Skip to main content

Continue Training (Beta)

After fine-tuning completes, you may choose to continue training on top of the fine-tuned adapter rather than starting from scratch. For example, you may want to see if your adapter's performance improves with further training on the same data. Or, you may have a similar dataset you wish to train on without starting from scratch.

Now, you can use any adapter you have previously fine-tuned as a starting point to continue training.

Starting a continued training run

To continue training on top of an existing run, simply provide the desired adapter ID as follows:

pb.adapters.create(
config=FinetuningConfig(
epochs=3, # The maximum number of ADDITIONAL epochs to train for
enable_early_stopping=False,
),
continue_from_version="myrepo/3", # The adapter version to resume training from
dataset="mydataset",
repo="myrepo"
)

Note that only epochs and enable_early_stopping are available as configurable parameters for continued training. All other parameters and hyperparameters will be inherited from the original training run. Currently training always resumes from the latest checkpoint of the base run - resuming from arbitrary checkpoints is not yet supported.

Training progress of the previous run will be preserved in this new continuation run, including checkpoints and metrics! Under the hood, training picks up exactly where it left off.

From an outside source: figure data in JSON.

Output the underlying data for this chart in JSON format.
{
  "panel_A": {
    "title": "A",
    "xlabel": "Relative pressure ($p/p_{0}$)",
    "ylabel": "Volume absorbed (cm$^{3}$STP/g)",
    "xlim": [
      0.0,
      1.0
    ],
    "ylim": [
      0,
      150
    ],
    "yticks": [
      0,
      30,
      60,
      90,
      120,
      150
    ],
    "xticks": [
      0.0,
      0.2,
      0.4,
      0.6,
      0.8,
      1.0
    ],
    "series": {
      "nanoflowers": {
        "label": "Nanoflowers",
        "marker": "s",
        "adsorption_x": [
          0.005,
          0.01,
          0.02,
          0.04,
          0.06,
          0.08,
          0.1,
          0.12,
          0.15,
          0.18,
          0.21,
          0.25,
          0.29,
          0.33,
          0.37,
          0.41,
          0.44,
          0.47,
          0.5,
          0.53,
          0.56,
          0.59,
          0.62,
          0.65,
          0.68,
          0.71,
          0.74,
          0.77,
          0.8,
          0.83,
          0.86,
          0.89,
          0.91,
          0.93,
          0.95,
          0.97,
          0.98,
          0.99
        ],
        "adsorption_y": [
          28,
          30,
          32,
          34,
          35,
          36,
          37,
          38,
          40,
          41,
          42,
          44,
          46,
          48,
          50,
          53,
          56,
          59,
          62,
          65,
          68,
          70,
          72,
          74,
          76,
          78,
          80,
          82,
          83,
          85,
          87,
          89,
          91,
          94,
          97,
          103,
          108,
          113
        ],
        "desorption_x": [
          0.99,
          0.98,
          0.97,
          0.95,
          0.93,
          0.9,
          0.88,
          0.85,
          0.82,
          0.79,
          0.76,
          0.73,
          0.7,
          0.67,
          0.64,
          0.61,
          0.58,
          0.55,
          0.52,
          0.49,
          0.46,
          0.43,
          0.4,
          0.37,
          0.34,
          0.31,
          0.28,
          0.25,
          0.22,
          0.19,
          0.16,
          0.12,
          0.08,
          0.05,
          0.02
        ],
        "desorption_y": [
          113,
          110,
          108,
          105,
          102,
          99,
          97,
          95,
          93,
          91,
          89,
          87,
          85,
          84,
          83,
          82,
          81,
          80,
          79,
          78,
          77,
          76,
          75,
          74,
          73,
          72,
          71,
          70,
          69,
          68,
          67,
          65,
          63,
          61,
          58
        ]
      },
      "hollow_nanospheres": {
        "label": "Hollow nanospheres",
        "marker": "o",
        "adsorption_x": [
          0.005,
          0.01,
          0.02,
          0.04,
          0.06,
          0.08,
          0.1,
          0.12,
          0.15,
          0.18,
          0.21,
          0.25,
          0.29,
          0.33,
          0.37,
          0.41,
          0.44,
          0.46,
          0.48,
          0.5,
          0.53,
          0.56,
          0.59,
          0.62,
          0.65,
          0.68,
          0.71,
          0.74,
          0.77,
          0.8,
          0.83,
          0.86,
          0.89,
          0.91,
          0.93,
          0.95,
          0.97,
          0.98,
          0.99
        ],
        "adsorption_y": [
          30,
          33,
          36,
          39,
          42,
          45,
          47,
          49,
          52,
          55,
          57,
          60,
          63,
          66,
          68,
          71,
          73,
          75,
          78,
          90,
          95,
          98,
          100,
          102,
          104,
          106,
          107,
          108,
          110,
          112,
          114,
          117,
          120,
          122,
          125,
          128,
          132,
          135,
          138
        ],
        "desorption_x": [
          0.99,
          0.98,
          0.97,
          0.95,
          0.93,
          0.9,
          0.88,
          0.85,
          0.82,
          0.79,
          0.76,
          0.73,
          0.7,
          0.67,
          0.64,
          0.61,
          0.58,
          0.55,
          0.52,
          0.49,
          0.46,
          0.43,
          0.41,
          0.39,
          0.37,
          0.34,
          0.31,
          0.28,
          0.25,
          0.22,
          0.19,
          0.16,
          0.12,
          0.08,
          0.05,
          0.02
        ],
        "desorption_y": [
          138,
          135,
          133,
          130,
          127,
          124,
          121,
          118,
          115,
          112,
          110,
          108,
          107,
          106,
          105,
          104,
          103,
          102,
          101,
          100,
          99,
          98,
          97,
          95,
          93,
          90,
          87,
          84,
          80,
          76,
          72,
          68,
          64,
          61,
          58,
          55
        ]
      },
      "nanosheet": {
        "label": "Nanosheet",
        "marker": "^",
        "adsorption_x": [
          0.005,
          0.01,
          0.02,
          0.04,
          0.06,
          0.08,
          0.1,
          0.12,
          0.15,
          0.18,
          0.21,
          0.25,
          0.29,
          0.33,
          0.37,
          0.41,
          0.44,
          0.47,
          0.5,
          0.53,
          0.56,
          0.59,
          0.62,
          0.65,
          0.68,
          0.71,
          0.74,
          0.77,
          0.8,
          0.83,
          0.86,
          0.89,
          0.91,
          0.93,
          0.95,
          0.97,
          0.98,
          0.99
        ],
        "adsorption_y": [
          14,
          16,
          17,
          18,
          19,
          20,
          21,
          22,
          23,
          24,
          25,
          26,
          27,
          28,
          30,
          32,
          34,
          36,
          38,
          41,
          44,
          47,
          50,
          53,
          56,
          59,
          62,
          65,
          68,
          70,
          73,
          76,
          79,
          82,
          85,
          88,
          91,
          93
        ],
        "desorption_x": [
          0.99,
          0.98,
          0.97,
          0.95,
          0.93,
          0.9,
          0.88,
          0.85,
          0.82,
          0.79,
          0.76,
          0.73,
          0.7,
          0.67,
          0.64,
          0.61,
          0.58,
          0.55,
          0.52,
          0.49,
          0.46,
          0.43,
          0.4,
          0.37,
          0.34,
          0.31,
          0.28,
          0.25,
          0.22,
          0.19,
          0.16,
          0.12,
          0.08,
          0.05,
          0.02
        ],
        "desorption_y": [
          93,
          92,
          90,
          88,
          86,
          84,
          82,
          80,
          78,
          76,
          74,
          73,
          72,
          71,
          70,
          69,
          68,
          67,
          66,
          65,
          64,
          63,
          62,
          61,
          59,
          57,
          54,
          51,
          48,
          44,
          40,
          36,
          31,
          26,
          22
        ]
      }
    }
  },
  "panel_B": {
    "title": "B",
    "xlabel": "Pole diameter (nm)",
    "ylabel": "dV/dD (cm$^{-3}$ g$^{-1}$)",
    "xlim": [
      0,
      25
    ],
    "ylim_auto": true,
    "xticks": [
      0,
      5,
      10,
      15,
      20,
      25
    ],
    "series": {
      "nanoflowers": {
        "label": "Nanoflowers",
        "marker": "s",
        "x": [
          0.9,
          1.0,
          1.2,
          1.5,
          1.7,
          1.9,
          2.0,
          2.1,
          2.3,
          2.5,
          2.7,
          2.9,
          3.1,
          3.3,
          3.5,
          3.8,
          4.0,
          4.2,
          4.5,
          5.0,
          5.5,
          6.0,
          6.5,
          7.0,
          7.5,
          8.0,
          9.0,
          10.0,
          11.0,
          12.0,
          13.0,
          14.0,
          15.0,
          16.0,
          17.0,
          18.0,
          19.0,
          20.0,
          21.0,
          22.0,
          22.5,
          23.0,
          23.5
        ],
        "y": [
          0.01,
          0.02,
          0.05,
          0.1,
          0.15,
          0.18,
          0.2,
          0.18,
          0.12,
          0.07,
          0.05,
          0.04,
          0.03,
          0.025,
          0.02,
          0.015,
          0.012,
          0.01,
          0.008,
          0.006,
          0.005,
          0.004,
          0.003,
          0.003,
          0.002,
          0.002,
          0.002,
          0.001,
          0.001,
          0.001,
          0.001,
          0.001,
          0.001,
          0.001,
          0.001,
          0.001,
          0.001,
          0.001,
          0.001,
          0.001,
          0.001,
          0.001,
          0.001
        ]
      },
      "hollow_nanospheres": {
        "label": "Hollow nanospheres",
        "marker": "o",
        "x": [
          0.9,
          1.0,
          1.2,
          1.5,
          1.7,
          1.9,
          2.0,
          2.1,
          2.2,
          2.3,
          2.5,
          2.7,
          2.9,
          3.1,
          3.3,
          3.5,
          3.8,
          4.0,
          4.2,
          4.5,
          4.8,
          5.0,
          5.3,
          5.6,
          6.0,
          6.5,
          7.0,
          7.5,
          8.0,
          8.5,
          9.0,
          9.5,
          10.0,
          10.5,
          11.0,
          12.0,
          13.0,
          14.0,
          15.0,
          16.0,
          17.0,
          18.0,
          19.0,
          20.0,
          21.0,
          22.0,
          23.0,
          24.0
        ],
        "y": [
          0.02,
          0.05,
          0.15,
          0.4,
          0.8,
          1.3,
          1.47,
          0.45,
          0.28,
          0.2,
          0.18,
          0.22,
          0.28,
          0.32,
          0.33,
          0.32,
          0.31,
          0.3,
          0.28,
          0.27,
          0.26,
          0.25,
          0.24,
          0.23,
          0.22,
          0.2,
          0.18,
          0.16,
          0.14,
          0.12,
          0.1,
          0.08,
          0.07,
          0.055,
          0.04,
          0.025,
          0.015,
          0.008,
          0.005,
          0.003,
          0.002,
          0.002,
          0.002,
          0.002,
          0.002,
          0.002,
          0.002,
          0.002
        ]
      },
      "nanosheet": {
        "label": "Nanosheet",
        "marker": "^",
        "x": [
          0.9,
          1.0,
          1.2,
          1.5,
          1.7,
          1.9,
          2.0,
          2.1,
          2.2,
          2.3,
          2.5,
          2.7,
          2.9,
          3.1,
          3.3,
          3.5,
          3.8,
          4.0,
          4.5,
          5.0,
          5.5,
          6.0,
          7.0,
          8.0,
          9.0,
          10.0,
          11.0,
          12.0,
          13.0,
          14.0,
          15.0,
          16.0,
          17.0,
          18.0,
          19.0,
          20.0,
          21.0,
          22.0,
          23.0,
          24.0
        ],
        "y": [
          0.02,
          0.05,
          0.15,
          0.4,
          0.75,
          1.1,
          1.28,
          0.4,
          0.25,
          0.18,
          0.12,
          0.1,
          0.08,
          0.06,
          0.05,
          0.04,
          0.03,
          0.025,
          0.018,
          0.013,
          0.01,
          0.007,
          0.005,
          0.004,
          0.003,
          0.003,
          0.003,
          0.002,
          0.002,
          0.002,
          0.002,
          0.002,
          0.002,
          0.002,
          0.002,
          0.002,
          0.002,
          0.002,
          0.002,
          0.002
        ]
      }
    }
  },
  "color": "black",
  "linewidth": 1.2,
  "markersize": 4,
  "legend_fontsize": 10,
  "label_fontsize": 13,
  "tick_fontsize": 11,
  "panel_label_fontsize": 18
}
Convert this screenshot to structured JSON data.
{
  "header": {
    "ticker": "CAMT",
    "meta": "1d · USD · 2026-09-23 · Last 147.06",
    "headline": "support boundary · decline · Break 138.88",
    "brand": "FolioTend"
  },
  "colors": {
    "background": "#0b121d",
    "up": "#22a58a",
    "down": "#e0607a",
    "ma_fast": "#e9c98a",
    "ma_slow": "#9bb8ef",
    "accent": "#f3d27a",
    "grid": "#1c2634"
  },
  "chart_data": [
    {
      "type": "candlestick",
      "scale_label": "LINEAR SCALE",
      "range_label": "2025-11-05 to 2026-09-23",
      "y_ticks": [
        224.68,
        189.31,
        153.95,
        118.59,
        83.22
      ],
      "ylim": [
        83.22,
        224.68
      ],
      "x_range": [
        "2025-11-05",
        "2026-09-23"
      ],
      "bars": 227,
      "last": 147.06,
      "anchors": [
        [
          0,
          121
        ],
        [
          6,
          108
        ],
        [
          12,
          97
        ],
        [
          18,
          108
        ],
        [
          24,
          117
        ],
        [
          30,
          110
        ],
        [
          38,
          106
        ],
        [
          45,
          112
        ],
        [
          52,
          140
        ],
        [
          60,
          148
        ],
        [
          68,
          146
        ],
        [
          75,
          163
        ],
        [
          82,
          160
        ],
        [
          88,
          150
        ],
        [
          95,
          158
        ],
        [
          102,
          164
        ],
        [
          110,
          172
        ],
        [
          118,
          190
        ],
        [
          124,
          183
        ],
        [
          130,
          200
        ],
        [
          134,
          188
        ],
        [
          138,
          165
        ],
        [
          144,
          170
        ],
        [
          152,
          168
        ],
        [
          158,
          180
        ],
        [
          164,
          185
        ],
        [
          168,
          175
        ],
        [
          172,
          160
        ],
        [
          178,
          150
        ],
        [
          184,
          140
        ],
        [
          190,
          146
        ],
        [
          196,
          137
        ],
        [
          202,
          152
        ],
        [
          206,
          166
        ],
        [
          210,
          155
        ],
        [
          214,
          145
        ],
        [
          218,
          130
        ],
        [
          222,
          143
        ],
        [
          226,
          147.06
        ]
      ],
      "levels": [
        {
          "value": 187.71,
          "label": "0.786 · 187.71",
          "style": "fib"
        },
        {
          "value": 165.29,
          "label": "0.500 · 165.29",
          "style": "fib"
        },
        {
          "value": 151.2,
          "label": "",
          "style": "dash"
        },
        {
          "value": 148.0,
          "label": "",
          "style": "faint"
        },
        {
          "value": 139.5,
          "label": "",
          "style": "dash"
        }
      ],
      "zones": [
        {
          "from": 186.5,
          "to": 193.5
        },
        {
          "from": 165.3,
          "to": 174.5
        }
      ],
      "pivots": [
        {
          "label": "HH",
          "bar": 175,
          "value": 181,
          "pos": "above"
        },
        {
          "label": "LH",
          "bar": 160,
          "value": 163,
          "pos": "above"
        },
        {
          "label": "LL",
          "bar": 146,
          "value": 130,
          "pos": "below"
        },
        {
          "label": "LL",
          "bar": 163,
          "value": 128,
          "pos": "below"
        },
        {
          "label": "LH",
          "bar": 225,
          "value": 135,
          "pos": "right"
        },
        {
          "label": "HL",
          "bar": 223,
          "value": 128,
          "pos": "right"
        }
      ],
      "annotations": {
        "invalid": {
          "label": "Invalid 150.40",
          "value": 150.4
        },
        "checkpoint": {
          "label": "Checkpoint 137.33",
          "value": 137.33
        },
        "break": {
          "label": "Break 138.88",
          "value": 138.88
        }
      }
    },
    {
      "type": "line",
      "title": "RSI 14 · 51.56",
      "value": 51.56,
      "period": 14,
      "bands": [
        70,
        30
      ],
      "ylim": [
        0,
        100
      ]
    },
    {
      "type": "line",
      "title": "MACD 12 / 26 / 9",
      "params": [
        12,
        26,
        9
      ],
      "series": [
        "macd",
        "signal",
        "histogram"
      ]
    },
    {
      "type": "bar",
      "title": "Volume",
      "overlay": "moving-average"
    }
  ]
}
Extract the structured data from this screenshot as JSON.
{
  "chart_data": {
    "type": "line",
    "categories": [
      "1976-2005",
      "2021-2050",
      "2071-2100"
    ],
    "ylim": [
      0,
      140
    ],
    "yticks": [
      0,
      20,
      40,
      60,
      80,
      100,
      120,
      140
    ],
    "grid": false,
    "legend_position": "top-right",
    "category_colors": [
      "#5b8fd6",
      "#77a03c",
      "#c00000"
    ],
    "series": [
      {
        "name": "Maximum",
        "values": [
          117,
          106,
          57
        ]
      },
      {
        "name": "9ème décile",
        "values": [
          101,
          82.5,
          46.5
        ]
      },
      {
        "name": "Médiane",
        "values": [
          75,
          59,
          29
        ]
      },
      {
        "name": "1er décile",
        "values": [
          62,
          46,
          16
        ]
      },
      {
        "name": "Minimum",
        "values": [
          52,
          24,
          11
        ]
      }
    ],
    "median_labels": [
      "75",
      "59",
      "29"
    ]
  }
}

The optimizer, learning rate scheduler, and RNG state are all restored with the checkpoint alongside the previous run's metrics.

Continued training on a different dataset

An existing run can also be used as the starting point for fine-tuning on a new dataset:

pb.adapters.create(
config=FinetuningConfig(
epochs=3, # The maximum number of epochs to train for
enable_early_stopping=False,
),
continue_from_version="myrepo/3", # The adapter version to resume training from
dataset="mydataset-2",
repo="myrepo"
)

Unlike continued fine-tuning on the same dataset, using a new dataset is like kicking off a fresh fine-tuning run with pre-trained adapter weights. Once again, epochs and enable_early_stopping are the only configurable hyperparameters. The adapter will be initialized from the final checkpoint of the base run.

Training progress from the base run--including metrics and checkpoints--are not preserved in this case. The optimizer, learning rate scheduler, and RNG are all re-initialized to ensure the adapter is tailored to the new dataset.